TRUMBULL — Some taxpayers struggling to make ends meet during the COVID-19 outbreak got a little breathing room Tuesday, as the Town Council voted unanimously to approve a 3-month deferment on property taxes due April 1 and July 1.

The deferment does not apply to banks, so homeowners whose taxes are paid through an escrow account in their mortgage are not affected.

Town Attorney Daniel Schopick explained that Gov. Ned Lamont had issued an executive order mandating municipalities pass some sort of property tax relief.
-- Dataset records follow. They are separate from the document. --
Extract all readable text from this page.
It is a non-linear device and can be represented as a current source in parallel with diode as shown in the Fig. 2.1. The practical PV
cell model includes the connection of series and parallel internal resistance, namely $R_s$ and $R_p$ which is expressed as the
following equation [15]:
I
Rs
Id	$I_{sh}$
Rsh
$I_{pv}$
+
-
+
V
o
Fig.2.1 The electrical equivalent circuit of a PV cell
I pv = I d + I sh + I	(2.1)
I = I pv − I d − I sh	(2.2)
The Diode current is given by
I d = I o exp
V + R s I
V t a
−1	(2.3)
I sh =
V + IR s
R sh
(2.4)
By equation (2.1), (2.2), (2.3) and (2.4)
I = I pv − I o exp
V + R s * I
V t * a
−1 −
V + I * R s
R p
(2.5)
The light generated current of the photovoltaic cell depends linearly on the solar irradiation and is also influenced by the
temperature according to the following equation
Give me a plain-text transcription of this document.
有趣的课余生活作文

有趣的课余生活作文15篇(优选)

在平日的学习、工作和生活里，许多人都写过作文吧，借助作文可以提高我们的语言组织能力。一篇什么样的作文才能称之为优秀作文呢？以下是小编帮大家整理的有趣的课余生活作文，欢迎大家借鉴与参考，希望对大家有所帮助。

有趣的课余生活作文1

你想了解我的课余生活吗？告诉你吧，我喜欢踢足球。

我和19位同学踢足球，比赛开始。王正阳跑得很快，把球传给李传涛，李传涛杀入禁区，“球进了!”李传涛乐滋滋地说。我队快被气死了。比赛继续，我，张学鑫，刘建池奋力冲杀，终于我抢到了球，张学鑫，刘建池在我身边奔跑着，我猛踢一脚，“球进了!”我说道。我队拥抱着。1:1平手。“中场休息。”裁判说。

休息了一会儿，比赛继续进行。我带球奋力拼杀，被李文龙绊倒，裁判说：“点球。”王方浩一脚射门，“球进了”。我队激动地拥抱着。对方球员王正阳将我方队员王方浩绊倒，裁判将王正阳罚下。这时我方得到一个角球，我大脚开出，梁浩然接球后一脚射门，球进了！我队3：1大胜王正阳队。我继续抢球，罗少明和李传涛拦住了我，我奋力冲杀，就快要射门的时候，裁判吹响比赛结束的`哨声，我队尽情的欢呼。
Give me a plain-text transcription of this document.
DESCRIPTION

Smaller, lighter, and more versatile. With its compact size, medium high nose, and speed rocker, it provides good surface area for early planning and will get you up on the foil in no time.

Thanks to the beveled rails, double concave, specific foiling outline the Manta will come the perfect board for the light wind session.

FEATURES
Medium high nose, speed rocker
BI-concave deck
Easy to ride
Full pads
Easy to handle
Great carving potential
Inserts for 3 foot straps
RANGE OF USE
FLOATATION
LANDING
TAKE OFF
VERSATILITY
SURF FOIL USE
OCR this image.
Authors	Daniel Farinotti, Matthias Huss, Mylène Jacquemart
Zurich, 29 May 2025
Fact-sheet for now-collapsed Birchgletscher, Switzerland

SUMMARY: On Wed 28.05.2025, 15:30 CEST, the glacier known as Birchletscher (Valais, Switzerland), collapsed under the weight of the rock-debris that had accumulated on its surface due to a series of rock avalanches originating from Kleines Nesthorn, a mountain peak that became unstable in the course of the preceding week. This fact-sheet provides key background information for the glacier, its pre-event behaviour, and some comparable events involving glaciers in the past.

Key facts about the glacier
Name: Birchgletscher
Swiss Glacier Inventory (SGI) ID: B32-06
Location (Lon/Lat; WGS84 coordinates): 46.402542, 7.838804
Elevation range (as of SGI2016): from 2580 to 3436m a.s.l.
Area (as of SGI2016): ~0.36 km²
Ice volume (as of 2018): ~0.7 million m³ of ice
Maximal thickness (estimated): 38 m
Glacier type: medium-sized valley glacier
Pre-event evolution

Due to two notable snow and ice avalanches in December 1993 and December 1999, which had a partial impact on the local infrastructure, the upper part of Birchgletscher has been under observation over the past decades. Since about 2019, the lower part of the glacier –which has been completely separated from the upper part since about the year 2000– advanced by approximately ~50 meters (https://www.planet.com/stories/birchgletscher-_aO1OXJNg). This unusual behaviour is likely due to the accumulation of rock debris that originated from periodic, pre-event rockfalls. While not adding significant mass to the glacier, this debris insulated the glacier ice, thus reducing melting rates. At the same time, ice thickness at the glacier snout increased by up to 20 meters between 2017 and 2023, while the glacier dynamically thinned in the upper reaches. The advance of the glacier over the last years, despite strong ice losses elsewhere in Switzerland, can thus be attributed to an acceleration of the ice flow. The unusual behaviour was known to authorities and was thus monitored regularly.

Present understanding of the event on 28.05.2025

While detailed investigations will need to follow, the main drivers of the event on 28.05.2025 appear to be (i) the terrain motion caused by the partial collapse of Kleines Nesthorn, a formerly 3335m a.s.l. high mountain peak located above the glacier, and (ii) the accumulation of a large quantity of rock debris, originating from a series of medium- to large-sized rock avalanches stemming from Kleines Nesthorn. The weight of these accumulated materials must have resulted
The options were two: allowing the deferrals or reducing the interest rate on late payments from 18 percent to 3 percent for three months.

According to Schopick, the executive orders were intended to apply to those affected by the outbreak, but towns could also drop the application requirement and apply the plan across-the-board.

“The feeling was that it was an administrative hassle to prove people are affected — that they lost their jobs or had their income decrease 30 percent,” he said.

Placing such a burden on town tax officials made little sense since the tax relief was a deferment, not a forgiveness plan, so the town would still be getting paid, albeit a little later than usual, he said.

“This is a cash flow issue, not a ‘We’re never going to get the money’ issue,” he said.

The only exception to the blanket deferment are landlords, who must apply for it and prove that they are giving rent relief to their tenants to qualify,” Schopick said.

Finance Director Maria Pires said that of the two plans on the table, deferments made more sense than reduced interest rates.

Responding to a question from Minority Leader Carl Massaro, R-3rd District, Pires said the town was in solid financial shape to handle the potential late payments.

“I don’t see any problem,” she said. “We’re good to the end of June.”

Pires said the tax payments made through escrow accounts, which total about $15 million per quarter, had either been received or were expected by the end of the month.

“All the collections have been coming in,” she said.

Massaro pointed out that the town also was likely to experience a shortfall in other revenues, including permits, fees and enterprise funds such as the Tashua Knolls Golf Course.

“There are revenue streams that can’t be made up,” he said.

As the financial impact of the virus increases, Massaro said he thought the effect on the town’s budget would be greater than Pires and First Selectman Vicki Tesoro projected. Although the Health Department’s latest report showed about 245 Trumbull residents diagnosed with COVID-19 and 29 deaths associated with the virus, the financial impact of closed businesses and unemployed or underemployed residents could only be estimated, he said.

“I think we’ll see a big deferral in July,” he said.

Tesoro agreed that there were residents in tough financial conditions, but she did not think many taxpayers would take advantage of the deferrals if they were not in financial need.

“We get calls daily that people are struggling. People are scared,” she said. “Lots of people in town are probably hurting.”

But for those not experiencing financial hardship, they would likely pay their taxes on time, she said.

“I would recommend that anyone who can pay their tax pay it as they normally do and not wait,” she said. “No one needs to accrue additional liabilities. And remember, when the extension ends, there is still the July bills and the state and federal taxes are due July 15. If you can pay, you should pay.”